Но сейчас старик готов навесить на себя и несуществующие грехи. «Эх, мальчишка!»
Однако вдруг перехватывает дыхание. То ли воспоминание, то ли просто сердце. «Ни слова по сторонним, – думаю я, – о летнем блаженном безумии – о вороватой пенке вишневого варенья, впитывающей в себя неокрепший глоток счастья, о вспыхнувшем лице молодой гостьи, о раскрытом на крыльце романе с едкими зелеными буквами, пахнущими нагретой бумагой, травой и кузнечиками, о ночном шепоте, всхлипах и задыхании…»
Я уже не молод, конечно, но все же и не так стар.
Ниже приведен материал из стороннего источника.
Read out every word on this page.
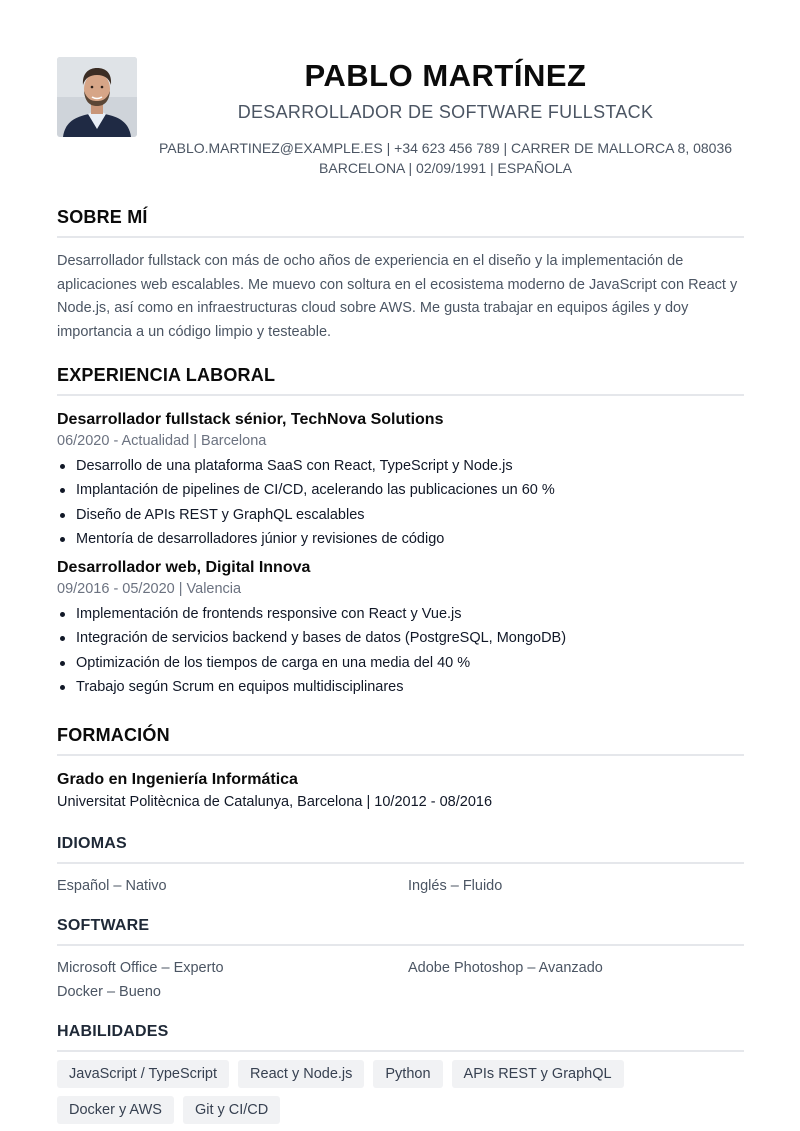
PABLO MARTÍNEZ
DESARROLLADOR DE SOFTWARE FULLSTACK
PABLO.MARTINEZ@EXAMPLE.ES | +34 623 456 789 | CARRER DE MALLORCA 8, 08036
BARCELONA | 02/09/1991 | ESPAÑOLA
SOBRE MÍ
Desarrollador fullstack con más de ocho años de experiencia en el diseño y la implementación de aplicaciones web escalables. Me muevo con soltura en el ecosistema moderno de JavaScript con React y Node.js, así como en infraestructuras cloud sobre AWS. Me gusta trabajar en equipos ágiles y doy importancia a un código limpio y testeable.
EXPERIENCIA LABORAL
Desarrollador fullstack sénior, TechNova Solutions
06/2020 - Actualidad | Barcelona
Desarrollo de una plataforma SaaS con React, TypeScript y Node.js
Implantación de pipelines de CI/CD, acelerando las publicaciones un 60 %
Diseño de APIs REST y GraphQL escalables
Mentoría de desarrolladores júnior y revisiones de código
Desarrollador web, Digital Innova
09/2016 - 05/2020 | Valencia
Implementación de frontends responsive con React y Vue.js
Integración de servicios backend y bases de datos (PostgreSQL, MongoDB)
Optimización de los tiempos de carga en una media del 40 %
Trabajo según Scrum en equipos multidisciplinares
FORMACIÓN
Grado en Ingeniería Informática
Universitat Politècnica de Catalunya, Barcelona | 10/2012 - 08/2016
IDIOMAS
Español – Nativo	Inglés – Fluido
SOFTWARE
Microsoft Office – Experto	Adobe Photoshop – Avanzado
Docker – Bueno
HABILIDADES
JavaScript / TypeScript	React y Node.js	Python	APIs REST y GraphQL
Docker y AWS	Git y CI/CD
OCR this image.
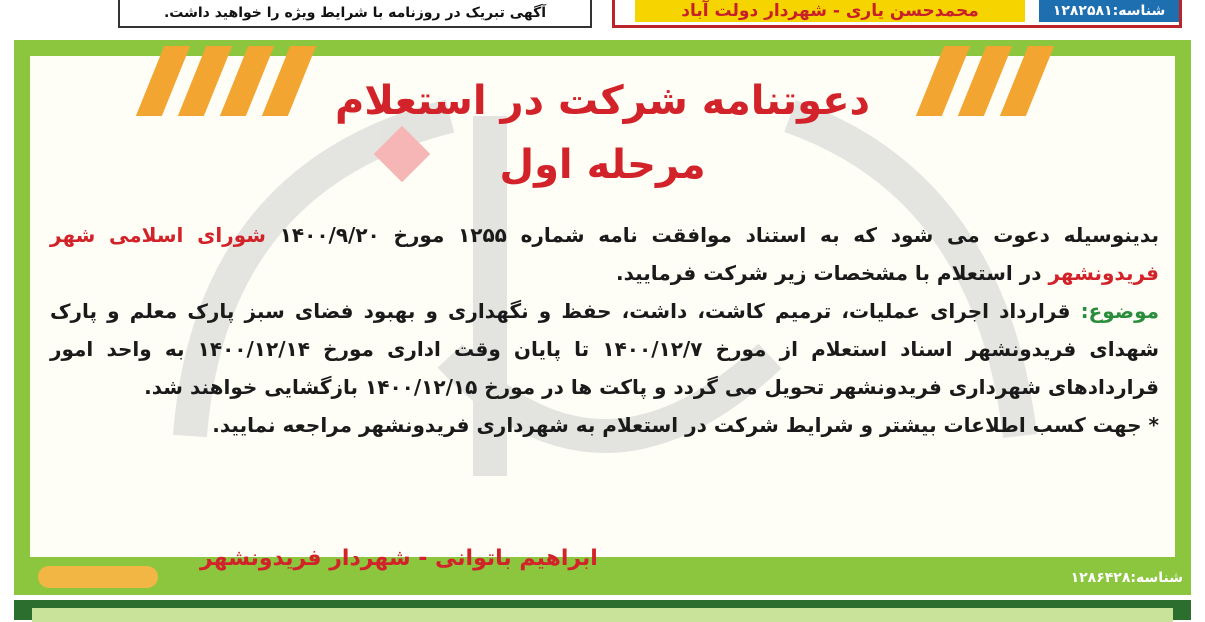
آگهی تبریک در روزنامه با شرایط ویژه را خواهید داشت.	محمدحسن یاری - شهردار دولت آباد	شناسه:۱۲۸۲۵۸۱
دعوتنامه شرکت در استعلام
مرحله اول

بدینوسیله دعوت می شود که به استناد موافقت نامه شماره ۱۲۵۵ مورخ ۱۴۰۰/۹/۲۰ شورای اسلامی شهر فریدونشهر در استعلام با مشخصات زیر شرکت فرمایید.

موضوع: قرارداد اجرای عملیات، ترمیم کاشت، داشت، حفظ و نگهداری و بهبود فضای سبز پارک معلم و پارک شهدای فریدونشهر اسناد استعلام از مورخ ۱۴۰۰/۱۲/۷ تا پایان وقت اداری مورخ ۱۴۰۰/۱۲/۱۴ به واحد امور قراردادهای شهرداری فریدونشهر تحویل می گردد و پاکت ها در مورخ ۱۴۰۰/۱۲/۱۵ بازگشایی خواهند شد.

* جهت کسب اطلاعات بیشتر و شرایط شرکت در استعلام به شهرداری فریدونشهر مراجعه نمایید.

ابراهیم باتوانی - شهردار فریدونشهر
شناسه:۱۲۸۶۴۲۸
Я еще могу если и не заново случиться, если и не усложнить комбинацию, то во всяком случае сделать несколько остроумных и энергичных ходов, которые изменят смысл всего сюжета.
До чего же легко целиться в середину своего возраста и попадать в яблочко. На тридцать лет назад яснее видится, чем на час вперед.
Изобрету-ка себе трубку, куплю капитанский табак и скоро уже неизбежно должен буду соответствовать и трубке и табаку.
Система Станиславского.
Я – не изобретатель парадоксов. Тем более велосипедов. Тем более трехколесных. Как было, так было. Не талантливее, но и не бездарнее, чем у других. А ошибки интимнейшего даже свойства бывают у целых поколений. Отвечаем поодиночке. Кто же знал?
Увлеклись необратимостью процесса. Под словом «насовсем» понимали бог знает что, но другое. Мне и вообще когда-то казалось, что жизнь состоит из мечтательных перекуров.
Аисты на водонапорных башнях – детская мистика. Походили, погуляли, огрубели, исчерпались… Но темнота, в которой живет шепот, в которой все, о чем грезилось, правильное, всегда здесь. Только теперь хочется спросить: «Ты кем подарена? Ты почем? Сон столько не стоит!»